Exploring open cluster properties with Gaia and LAMOST

Abstract

Context. In Gaia DR2, an unprecedented high level of precision has been reached at sub-milliarcsecond for astrometry and millimagnitudes for photometry. Using cluster members identified with the astrometry and photometry in Gaia DR2, we can obtain a reliable determination of cluster properties. However, because of the shortcomings of Gaia spectroscopic observations in dealing with densely crowded cluster regions, the RVs and metallicity values for cluster member stars from Gaia DR2 are still lacking. It is necessary to combine the Gaia data with the data from large spectroscopic surveys, such as LAMOST, APOGEE, GALAH, and Gaia-ESO. Aims. In this study our aim is to improve the cluster properties by combining the LAMOST spectra. In particular, we provide the list of cluster members with spectroscopic parameters as an add-value catalog in LAMOST DR5, which can be used to perform a detailed study for a better understanding of the stellar properties, by using their spectra and fundamental properties from the host cluster. Methods. We cross-matched the spectroscopic catalog in LAMOST DR5 with the identified cluster members in Cantat-Gaudin et al. (2018, A&A, 618, A93). We then used members with spectroscopic parameters to derive statistical properties of open clusters. Results. We obtained a list of 8811 members with spectroscopic parameters and a catalog of 295 cluster properties.
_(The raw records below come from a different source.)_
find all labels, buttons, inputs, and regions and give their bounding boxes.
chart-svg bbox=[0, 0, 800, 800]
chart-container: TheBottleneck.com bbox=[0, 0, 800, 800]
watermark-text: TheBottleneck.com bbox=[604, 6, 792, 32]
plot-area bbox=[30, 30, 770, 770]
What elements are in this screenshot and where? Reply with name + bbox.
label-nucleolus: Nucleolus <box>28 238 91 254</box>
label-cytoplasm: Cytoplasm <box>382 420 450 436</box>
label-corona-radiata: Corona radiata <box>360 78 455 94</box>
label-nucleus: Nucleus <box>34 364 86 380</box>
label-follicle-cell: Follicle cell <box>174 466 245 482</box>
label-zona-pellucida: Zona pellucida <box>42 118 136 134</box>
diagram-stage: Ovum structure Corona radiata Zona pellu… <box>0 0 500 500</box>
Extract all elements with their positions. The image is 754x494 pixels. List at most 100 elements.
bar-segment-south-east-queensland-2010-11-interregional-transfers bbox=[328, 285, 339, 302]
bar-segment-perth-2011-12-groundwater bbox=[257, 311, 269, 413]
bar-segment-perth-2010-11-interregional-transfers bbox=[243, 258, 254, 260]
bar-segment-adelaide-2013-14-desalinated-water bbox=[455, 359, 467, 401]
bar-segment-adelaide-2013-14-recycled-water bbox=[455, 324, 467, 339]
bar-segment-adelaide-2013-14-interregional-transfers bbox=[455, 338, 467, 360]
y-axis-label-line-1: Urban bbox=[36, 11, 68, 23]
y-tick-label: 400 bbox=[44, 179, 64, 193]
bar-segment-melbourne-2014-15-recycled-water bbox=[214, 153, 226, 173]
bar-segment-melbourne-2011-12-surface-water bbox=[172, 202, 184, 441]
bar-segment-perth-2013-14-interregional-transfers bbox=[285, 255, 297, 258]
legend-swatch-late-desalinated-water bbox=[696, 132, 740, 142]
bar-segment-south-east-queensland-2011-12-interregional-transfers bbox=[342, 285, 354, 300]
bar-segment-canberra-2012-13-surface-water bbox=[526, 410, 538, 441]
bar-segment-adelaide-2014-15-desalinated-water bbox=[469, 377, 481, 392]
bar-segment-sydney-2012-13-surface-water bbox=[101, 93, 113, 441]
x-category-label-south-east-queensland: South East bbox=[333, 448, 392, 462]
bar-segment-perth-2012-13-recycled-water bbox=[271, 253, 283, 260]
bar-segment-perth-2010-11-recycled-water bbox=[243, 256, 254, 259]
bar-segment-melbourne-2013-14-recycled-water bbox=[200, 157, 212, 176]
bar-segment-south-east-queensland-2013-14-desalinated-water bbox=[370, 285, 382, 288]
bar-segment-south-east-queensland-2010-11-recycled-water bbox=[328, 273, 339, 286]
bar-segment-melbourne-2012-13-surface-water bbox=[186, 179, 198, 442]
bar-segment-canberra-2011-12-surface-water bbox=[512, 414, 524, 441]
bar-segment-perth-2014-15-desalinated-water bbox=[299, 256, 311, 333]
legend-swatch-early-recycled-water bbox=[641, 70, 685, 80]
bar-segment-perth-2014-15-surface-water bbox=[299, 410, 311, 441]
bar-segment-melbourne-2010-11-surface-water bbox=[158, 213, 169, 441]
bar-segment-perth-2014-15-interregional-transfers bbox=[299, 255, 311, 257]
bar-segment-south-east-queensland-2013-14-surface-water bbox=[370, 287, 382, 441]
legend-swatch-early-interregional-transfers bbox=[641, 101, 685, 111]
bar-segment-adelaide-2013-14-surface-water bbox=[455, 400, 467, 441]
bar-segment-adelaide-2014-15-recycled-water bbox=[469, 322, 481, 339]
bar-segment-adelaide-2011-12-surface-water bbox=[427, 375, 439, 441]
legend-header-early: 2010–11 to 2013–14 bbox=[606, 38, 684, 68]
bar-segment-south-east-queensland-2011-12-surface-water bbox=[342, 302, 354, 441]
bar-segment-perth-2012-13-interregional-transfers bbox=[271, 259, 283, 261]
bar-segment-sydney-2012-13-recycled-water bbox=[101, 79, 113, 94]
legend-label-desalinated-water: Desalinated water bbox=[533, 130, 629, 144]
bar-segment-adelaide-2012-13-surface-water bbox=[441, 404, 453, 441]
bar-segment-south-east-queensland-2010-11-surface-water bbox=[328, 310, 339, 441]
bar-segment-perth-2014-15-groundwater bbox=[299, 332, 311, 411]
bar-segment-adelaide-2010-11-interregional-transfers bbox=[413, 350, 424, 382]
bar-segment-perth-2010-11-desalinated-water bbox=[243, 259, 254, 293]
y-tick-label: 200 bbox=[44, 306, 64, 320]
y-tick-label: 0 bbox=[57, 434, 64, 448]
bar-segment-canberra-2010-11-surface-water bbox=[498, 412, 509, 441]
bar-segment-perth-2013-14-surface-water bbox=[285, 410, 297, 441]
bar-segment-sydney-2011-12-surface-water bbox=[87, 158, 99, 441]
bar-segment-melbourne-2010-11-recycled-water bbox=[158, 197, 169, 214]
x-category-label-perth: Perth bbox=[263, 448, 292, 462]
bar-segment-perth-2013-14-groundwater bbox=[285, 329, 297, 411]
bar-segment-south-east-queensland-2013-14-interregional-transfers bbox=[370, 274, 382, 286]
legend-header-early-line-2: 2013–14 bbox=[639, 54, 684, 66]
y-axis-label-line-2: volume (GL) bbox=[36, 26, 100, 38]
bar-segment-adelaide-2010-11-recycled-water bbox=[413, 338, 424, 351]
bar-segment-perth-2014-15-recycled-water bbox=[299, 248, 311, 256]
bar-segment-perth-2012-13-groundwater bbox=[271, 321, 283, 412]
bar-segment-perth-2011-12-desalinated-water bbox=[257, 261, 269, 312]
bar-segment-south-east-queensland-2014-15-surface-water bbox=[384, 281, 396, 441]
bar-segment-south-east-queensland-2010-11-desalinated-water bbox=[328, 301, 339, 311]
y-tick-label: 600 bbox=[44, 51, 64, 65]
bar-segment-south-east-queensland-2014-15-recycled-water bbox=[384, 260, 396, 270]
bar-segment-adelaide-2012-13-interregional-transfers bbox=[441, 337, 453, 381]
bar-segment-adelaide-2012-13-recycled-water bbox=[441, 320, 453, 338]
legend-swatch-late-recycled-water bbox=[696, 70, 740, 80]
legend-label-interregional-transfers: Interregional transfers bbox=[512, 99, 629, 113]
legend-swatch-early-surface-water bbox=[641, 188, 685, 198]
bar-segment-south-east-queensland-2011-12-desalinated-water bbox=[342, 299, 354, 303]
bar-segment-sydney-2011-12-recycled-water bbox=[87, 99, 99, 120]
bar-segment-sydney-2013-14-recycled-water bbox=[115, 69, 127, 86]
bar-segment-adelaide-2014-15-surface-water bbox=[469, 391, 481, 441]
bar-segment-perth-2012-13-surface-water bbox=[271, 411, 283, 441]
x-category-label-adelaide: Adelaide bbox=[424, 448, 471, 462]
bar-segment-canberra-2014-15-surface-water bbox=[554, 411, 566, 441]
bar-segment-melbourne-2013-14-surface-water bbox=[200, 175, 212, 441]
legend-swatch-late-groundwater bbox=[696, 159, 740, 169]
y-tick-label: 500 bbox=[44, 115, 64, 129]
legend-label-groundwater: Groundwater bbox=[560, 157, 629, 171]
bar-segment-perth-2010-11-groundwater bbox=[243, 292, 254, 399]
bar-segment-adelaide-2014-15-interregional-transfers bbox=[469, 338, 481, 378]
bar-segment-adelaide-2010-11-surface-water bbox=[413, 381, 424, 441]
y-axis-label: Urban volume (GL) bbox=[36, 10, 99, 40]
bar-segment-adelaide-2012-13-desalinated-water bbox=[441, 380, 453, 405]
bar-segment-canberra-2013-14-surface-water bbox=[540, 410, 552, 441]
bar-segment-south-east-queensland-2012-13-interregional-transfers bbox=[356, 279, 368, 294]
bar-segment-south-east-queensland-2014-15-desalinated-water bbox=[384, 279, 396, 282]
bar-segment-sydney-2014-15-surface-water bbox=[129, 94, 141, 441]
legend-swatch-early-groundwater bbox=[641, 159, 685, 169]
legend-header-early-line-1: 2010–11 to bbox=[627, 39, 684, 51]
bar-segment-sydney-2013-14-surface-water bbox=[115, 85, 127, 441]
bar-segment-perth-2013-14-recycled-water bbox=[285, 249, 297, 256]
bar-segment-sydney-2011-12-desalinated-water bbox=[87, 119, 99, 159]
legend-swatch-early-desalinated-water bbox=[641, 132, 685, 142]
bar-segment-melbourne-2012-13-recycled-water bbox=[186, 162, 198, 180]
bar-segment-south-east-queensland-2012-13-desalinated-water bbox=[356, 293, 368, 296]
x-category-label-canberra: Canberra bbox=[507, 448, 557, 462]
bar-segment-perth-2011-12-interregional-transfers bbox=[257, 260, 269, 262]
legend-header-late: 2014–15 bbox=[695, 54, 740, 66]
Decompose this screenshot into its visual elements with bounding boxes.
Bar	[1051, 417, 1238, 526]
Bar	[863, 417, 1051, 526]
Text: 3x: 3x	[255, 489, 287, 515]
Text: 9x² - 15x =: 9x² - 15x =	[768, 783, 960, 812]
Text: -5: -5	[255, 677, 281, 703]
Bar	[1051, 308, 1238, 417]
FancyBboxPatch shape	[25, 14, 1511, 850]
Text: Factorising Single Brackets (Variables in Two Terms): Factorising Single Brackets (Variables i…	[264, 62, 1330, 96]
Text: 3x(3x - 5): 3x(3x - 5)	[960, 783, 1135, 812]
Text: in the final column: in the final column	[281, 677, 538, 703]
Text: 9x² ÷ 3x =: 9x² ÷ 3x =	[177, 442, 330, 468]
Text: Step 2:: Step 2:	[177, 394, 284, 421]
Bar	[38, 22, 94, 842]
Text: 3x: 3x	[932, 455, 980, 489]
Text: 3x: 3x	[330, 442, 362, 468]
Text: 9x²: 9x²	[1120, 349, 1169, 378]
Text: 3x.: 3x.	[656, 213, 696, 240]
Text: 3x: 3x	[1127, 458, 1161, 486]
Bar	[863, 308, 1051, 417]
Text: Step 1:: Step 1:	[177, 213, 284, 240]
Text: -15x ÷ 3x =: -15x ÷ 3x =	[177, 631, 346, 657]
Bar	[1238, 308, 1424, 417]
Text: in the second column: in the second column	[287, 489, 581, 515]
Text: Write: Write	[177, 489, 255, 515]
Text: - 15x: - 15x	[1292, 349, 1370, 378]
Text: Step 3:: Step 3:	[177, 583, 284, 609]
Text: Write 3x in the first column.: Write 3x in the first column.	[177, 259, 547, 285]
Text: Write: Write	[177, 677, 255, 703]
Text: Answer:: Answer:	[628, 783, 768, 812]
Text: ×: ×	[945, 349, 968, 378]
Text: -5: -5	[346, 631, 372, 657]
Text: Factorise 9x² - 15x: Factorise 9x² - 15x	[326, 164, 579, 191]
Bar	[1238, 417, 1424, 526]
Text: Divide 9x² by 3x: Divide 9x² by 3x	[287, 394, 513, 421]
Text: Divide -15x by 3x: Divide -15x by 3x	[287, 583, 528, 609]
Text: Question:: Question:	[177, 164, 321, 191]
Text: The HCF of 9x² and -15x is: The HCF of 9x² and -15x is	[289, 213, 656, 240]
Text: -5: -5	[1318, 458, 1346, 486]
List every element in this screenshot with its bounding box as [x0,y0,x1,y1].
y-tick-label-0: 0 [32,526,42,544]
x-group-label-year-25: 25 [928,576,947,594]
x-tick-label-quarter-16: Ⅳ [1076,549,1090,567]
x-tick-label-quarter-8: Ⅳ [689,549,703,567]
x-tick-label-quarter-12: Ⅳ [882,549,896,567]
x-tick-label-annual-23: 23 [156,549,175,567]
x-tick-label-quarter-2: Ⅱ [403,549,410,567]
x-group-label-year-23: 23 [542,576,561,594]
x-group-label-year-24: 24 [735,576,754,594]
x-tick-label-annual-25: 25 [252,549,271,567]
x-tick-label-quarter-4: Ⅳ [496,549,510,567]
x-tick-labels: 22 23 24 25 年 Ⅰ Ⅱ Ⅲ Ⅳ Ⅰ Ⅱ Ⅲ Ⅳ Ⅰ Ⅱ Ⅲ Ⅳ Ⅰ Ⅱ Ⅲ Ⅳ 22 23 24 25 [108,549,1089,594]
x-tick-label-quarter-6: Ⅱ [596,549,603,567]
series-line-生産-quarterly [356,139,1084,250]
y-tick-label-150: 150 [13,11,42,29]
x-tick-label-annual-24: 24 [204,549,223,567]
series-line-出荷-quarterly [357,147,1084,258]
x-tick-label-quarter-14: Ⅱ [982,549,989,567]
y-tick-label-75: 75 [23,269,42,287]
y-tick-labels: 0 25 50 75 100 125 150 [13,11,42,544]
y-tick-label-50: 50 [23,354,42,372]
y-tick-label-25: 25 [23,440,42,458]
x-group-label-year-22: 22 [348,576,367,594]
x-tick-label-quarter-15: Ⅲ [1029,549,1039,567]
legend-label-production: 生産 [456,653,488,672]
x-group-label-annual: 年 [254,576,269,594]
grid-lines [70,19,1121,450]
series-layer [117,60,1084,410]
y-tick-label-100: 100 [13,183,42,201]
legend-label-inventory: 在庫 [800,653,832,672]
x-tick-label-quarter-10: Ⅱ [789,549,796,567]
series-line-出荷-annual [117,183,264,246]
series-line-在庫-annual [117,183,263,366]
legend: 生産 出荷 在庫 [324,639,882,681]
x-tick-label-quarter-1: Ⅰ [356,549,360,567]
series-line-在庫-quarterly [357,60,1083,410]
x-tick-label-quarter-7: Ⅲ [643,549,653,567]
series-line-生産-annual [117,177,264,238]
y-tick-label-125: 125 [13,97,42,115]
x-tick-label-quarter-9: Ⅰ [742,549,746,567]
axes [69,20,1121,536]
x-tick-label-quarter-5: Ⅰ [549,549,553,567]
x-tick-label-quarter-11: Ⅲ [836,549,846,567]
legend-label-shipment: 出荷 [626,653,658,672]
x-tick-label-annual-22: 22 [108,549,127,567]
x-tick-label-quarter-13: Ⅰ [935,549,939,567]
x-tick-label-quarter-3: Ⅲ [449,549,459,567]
The provided cluster properties include astrometric parameters, spectroscopic parameters, derived kinematic and orbital parameters, and isochrone fitting results. In addition, we study the radial and vertical metallicity gradient and age-metallicity relation with the compiled open clusters as tracers, finding slopes of −0.053 ± 0.004 dex kpc−1, −0.252 ± 0.039 dex kpc−1, and 0.022 ± 0.008 dex Gyr−1, respectively. The slopes of the metallicity distribution relation for young clusters (0.1 Gyr < Age < 2 Gyr) and the age-metallicity relation for clusters within 6 Gyr are both consistent with the literature results. In order to fully study the chemical evolution history in the disk, more spectroscopic observations for old and distant open clusters are needed for further investigation.